As Alexander and Rhodes note, "queer rhetorical practice focuses more on strategies to broaden even to the breaking point what counts as 'normal'". I think Hayles is challenging us to do the same thing, but rather to focus on the argument of information and the body, and how there has been an intention to separate the two, rather then discuss them as a collective entity. For Alexander and Rhodes, the body is the multimodal tool to which many of these queer rhetorical practices take place. In thinking about the Lavender Menace group, they used their bodies to display their t-shirts to show they were part of the queer rhetoric, and in turn their bodies provided a framework for disseminating information. As Jonathan and Rhodes note "information and data about queer rhetoric is readily accessible through archives, which is consistently challenged to make it meaningful." This is where I really see the discussion about informatics in what Hayles talks about mirrored in Alexander and Rhodes work. The space of the archives to help reference and understand queer rhetoric is a great tool.

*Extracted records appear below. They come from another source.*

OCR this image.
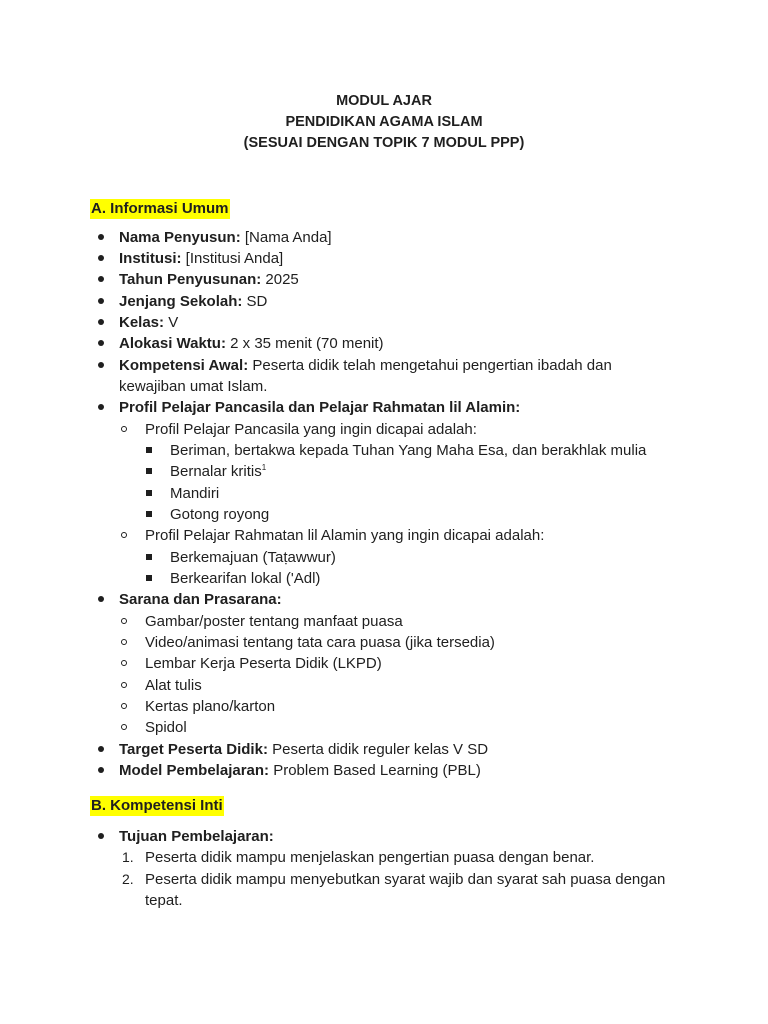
MODUL AJAR
PENDIDIKAN AGAMA ISLAM
(SESUAI DENGAN TOPIK 7 MODUL PPP)
A. Informasi Umum
Nama Penyusun: [Nama Anda]
Institusi: [Institusi Anda]
Tahun Penyusunan: 2025
Jenjang Sekolah: SD
Kelas: V
Alokasi Waktu: 2 x 35 menit (70 menit)
Kompetensi Awal: Peserta didik telah mengetahui pengertian ibadah dan
kewajiban umat Islam.
Profil Pelajar Pancasila dan Pelajar Rahmatan lil Alamin:
Profil Pelajar Pancasila yang ingin dicapai adalah:
Beriman, bertakwa kepada Tuhan Yang Maha Esa, dan berakhlak mulia
Bernalar kritis$^1$
Mandiri
Gotong royong
Profil Pelajar Rahmatan lil Alamin yang ingin dicapai adalah:
Berkemajuan (Taṭawwur)
Berkearifan lokal ('Adl)
Sarana dan Prasarana:
Gambar/poster tentang manfaat puasa
Video/animasi tentang tata cara puasa (jika tersedia)
Lembar Kerja Peserta Didik (LKPD)
Alat tulis
Kertas plano/karton
Spidol
Target Peserta Didik: Peserta didik reguler kelas V SD
Model Pembelajaran: Problem Based Learning (PBL)
B. Kompetensi Inti
Tujuan Pembelajaran:
1. Peserta didik mampu menjelaskan pengertian puasa dengan benar.
2. Peserta didik mampu menyebutkan syarat wajib dan syarat sah puasa dengan
tepat.
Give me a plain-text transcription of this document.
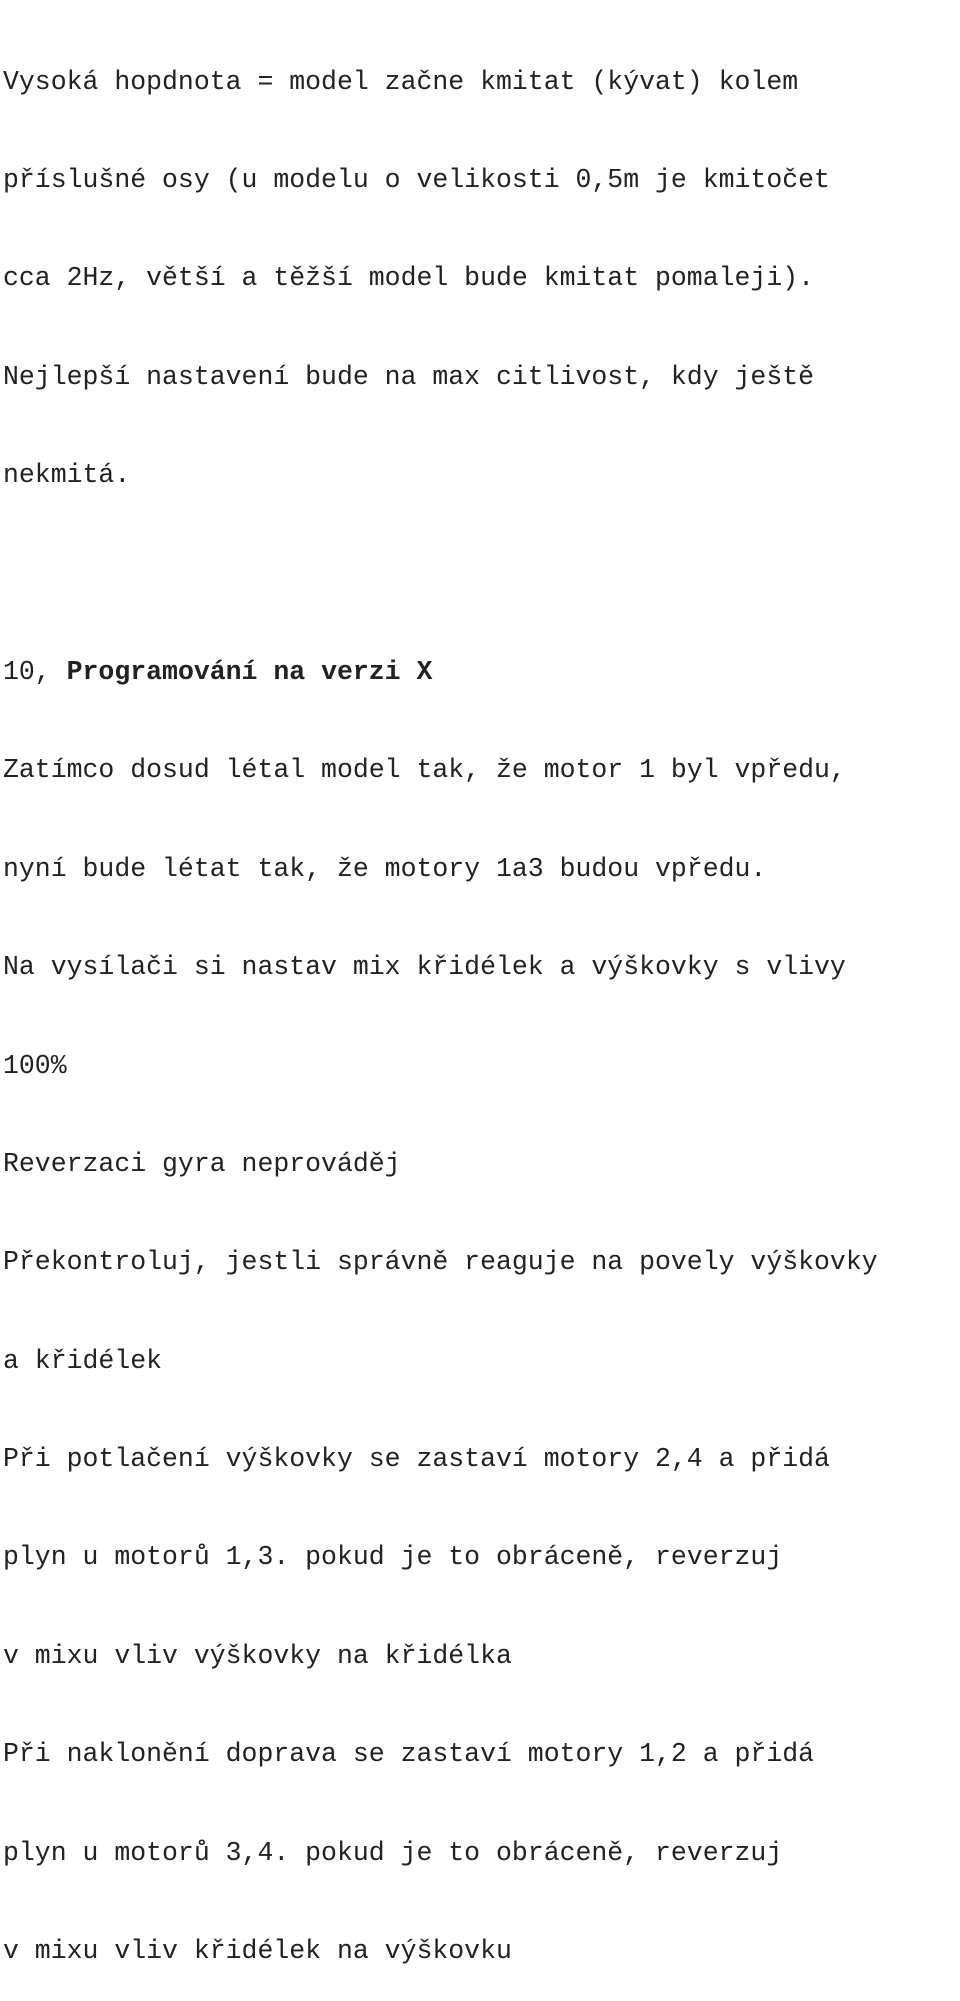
Vysoká hopdnota = model začne kmitat (kývat) kolem

příslušné osy (u modelu o velikosti 0,5m je kmitočet

cca 2Hz, větší a těžší model bude kmitat pomaleji).

Nejlepší nastavení bude na max citlivost, kdy ještě

nekmitá.

10, Programování na verzi X

Zatímco dosud létal model tak, že motor 1 byl vpředu,

nyní bude létat tak, že motory 1a3 budou vpředu.

Na vysílači si nastav mix křidélek a výškovky s vlivy

100%

Reverzaci gyra neprováděj

Překontroluj, jestli správně reaguje na povely výškovky

a křidélek

Při potlačení výškovky se zastaví motory 2,4 a přidá

plyn u motorů 1,3. pokud je to obráceně, reverzuj

v mixu vliv výškovky na křidélka

Při naklonění doprava se zastaví motory 1,2 a přidá

plyn u motorů 3,4. pokud je to obráceně, reverzuj

v mixu vliv křidélek na výškovku
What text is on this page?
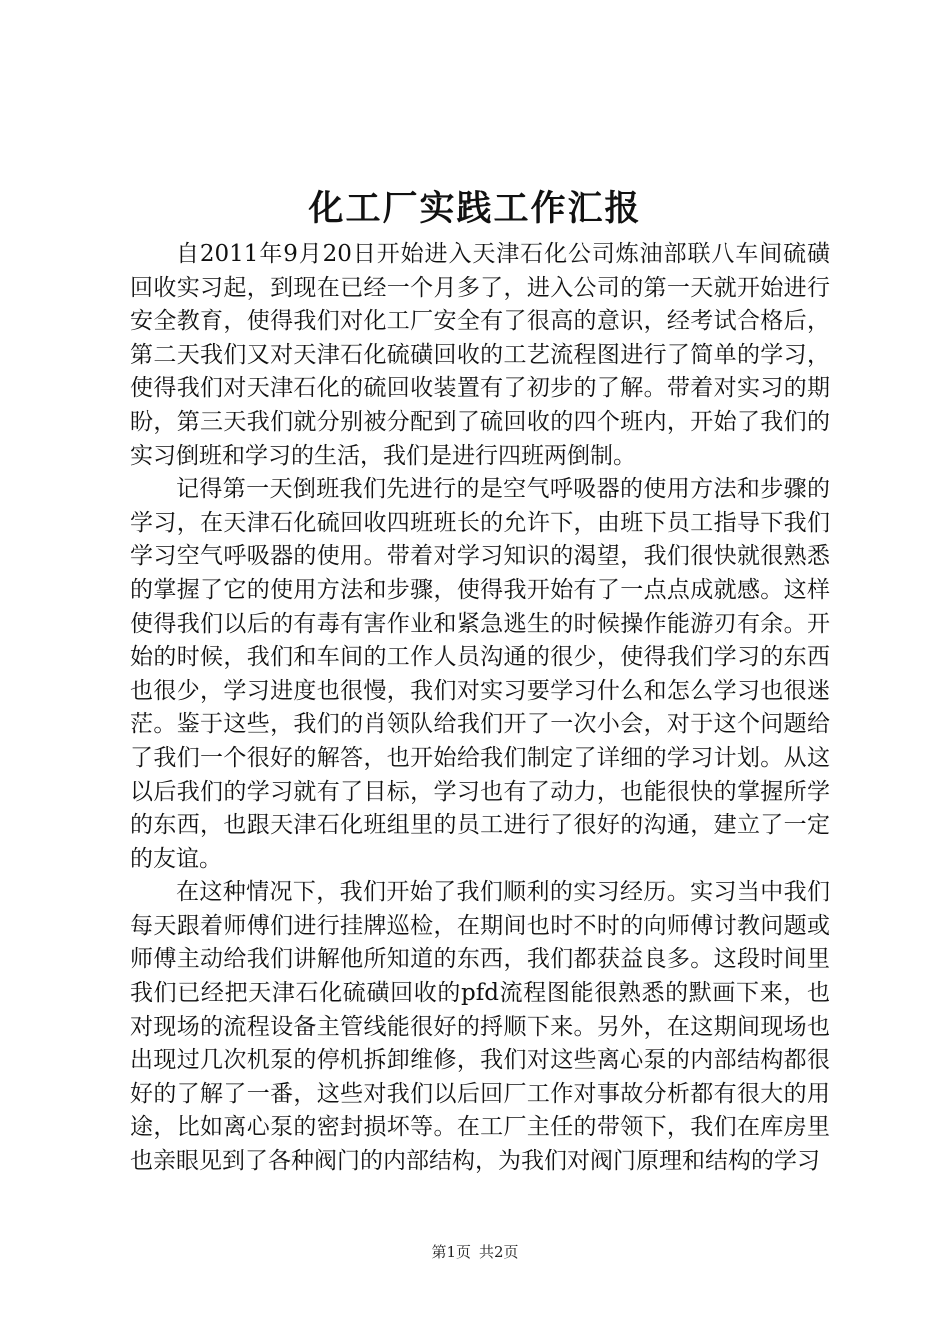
化工厂实践工作汇报

自2011年9月20日开始进入天津石化公司炼油部联八车间硫磺回收实习起，到现在已经一个月多了，进入公司的第一天就开始进行安全教育，使得我们对化工厂安全有了很高的意识，经考试合格后，第二天我们又对天津石化硫磺回收的工艺流程图进行了简单的学习，使得我们对天津石化的硫回收装置有了初步的了解。带着对实习的期盼，第三天我们就分别被分配到了硫回收的四个班内，开始了我们的实习倒班和学习的生活，我们是进行四班两倒制。

记得第一天倒班我们先进行的是空气呼吸器的使用方法和步骤的学习，在天津石化硫回收四班班长的允许下，由班下员工指导下我们学习空气呼吸器的使用。带着对学习知识的渴望，我们很快就很熟悉的掌握了它的使用方法和步骤，使得我开始有了一点点成就感。这样使得我们以后的有毒有害作业和紧急逃生的时候操作能游刃有余。开始的时候，我们和车间的工作人员沟通的很少，使得我们学习的东西也很少，学习进度也很慢，我们对实习要学习什么和怎么学习也很迷茫。鉴于这些，我们的肖领队给我们开了一次小会，对于这个问题给了我们一个很好的解答，也开始给我们制定了详细的学习计划。从这以后我们的学习就有了目标，学习也有了动力，也能很快的掌握所学的东西，也跟天津石化班组里的员工进行了很好的沟通，建立了一定的友谊。

在这种情况下，我们开始了我们顺利的实习经历。实习当中我们每天跟着师傅们进行挂牌巡检，在期间也时不时的向师傅讨教问题或师傅主动给我们讲解他所知道的东西，我们都获益良多。这段时间里我们已经把天津石化硫磺回收的pfd流程图能很熟悉的默画下来，也对现场的流程设备主管线能很好的捋顺下来。另外，在这期间现场也出现过几次机泵的停机拆卸维修，我们对这些离心泵的内部结构都很好的了解了一番，这些对我们以后回厂工作对事故分析都有很大的用途，比如离心泵的密封损坏等。在工厂主任的带领下，我们在库房里也亲眼见到了各种阀门的内部结构，为我们对阀门原理和结构的学习

第1页 共2页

However, as Hayles would argue, the body is removed from these archives, therefore it lacks what Alexander and Rhodes emphasizes groups can achieve. Alexander and Rhodes discuss this relevance of groups in the following statement, "groups are not minds articulating a sense of the queer but also with bodies performing queerness". In addition to this notion, Alexander and Rhodes cite Grindstaff and how he argues "ways in which lesbian and gays have had to position themselves rhetorically and materially" two must exist together in order to be effective in pushing against normal discourse. This was a concept in the Hayles text that was initially confusing to me before our in-class discussion last Wednesday. However, after now having class and talking through Hayles, I think she would agree to the notions Alexander and Rhodes are presenting in advocating for a infusion of body and information as a tool for discursive power, because really, thats what the posthuman attempts to convey. As Alexander and Rhodes note, "technology complicates and also makes access easier". When we think about the arguments conveyed within Hayes, and how the integration of technology is constantly grappling with the notion of what it means to be embodied with informatics, Johnathan and Alexander argue that technology serves as a great archival resource, but it is really though the body that queer rhetoric is empowered. Referring back to Hayles notion of culture and the body, the two are linked, this is what Alexander and Rhodes attempt to convey in their analysis of how queer rhetoric pushes against our contemporary understanding of rhetoric, and how disidentification and a resistance to normative sexuality and gender speak back to the discourses present within society today.